Bitcoin continues its sharp decline.
The digital currency fell more than 6% on Tuesday, falling to $ 32,000 and ending the day at about $ 33,300 after US officials after US officials earned more than $ 2 million in Bitcoin related to the Colonial Pipeline ransom had confiscated. While questions remain as to how the US gained access to the hacker’s Bitcoin wallet, concerns arose as to how impregnable the cryptocurrency could be.
Michael Binger, president of Gradient Investments, says security is just one of the reasons he remains on the sidelines when it comes to Bitcoin.
“I understand that crypto is a global currency, it is unregulated; I understand some are concerned about US inflation and a weakening dollar, but I still think gold is a better hedge if those are your concerns, ”Binger told CNBC’s Trading Nation on Tuesday.
Bitcoin is viewed by some investors as a digital alternative to gold as it has a store of value that can hedge the risk of inflation.
“Crypto is just way too volatile, way too speculative for our customer base,” said Binger. “I really think the crypto market is more for retailers trading both up and down with price momentum, and a handful of companies willing to get in.”
Gina Sanchez, CEO of Chantico Global and Chief Market Strategist at Lido Advisors, is also foregoing the asset.
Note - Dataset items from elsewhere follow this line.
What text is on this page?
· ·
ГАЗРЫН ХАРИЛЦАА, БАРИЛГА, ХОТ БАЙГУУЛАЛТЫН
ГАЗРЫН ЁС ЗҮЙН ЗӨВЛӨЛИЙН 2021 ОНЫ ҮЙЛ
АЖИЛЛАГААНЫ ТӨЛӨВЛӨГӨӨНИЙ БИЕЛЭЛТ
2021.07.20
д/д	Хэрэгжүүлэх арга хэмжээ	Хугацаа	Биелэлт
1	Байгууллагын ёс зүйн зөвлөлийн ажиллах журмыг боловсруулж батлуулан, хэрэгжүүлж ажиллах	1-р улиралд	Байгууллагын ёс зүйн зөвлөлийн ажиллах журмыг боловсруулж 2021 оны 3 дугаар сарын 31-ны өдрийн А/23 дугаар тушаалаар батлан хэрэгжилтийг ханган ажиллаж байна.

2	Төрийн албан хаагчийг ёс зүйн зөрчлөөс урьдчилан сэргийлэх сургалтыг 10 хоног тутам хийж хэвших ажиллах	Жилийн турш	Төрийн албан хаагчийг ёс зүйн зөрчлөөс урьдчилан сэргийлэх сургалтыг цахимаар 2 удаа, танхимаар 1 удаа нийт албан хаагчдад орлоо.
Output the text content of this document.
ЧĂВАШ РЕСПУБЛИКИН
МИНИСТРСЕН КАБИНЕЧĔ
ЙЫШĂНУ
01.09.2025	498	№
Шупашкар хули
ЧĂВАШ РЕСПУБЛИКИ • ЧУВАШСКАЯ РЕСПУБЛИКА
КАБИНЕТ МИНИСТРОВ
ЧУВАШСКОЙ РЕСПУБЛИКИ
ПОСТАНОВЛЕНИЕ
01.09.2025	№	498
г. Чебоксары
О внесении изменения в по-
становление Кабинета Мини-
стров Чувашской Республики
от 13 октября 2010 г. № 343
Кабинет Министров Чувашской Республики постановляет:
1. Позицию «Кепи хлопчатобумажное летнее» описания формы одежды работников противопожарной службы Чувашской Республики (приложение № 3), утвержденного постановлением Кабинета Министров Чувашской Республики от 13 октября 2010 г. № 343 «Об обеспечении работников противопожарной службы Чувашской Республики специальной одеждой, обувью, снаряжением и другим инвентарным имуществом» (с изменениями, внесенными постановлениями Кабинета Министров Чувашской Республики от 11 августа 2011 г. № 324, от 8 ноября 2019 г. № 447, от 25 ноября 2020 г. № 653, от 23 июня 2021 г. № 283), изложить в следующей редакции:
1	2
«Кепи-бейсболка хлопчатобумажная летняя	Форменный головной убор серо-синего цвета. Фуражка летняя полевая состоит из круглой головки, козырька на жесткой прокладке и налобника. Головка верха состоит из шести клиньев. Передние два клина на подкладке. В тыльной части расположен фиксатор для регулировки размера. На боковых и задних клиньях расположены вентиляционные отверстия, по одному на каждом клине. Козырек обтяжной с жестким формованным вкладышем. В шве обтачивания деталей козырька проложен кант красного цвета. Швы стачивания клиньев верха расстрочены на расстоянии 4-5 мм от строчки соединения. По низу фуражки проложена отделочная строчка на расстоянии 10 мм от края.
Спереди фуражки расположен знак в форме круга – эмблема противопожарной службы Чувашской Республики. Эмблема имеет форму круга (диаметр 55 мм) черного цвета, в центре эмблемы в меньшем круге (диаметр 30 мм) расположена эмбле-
“We are still Bitcoin sellers,” said Sanchez in the same interview. “The broader market and the economy frankly show that a lot of money is flowing back into the economy through consumption and investment, and that hurts all speculative assets.”
Tuesday’s sell-off was just the most recent drop for Bitcoin. It has also come under pressure after Tesla reversed a decision to allow payments in the coin and as regulation looms in the US and overseas.
“Bitcoin is landing solidly in this area as a speculative asset, but we are also seeing SPACs, IPOs all hit at the same time, and we see this only as a sign that money is moving from speculation back into the real economy”, added Sanchez.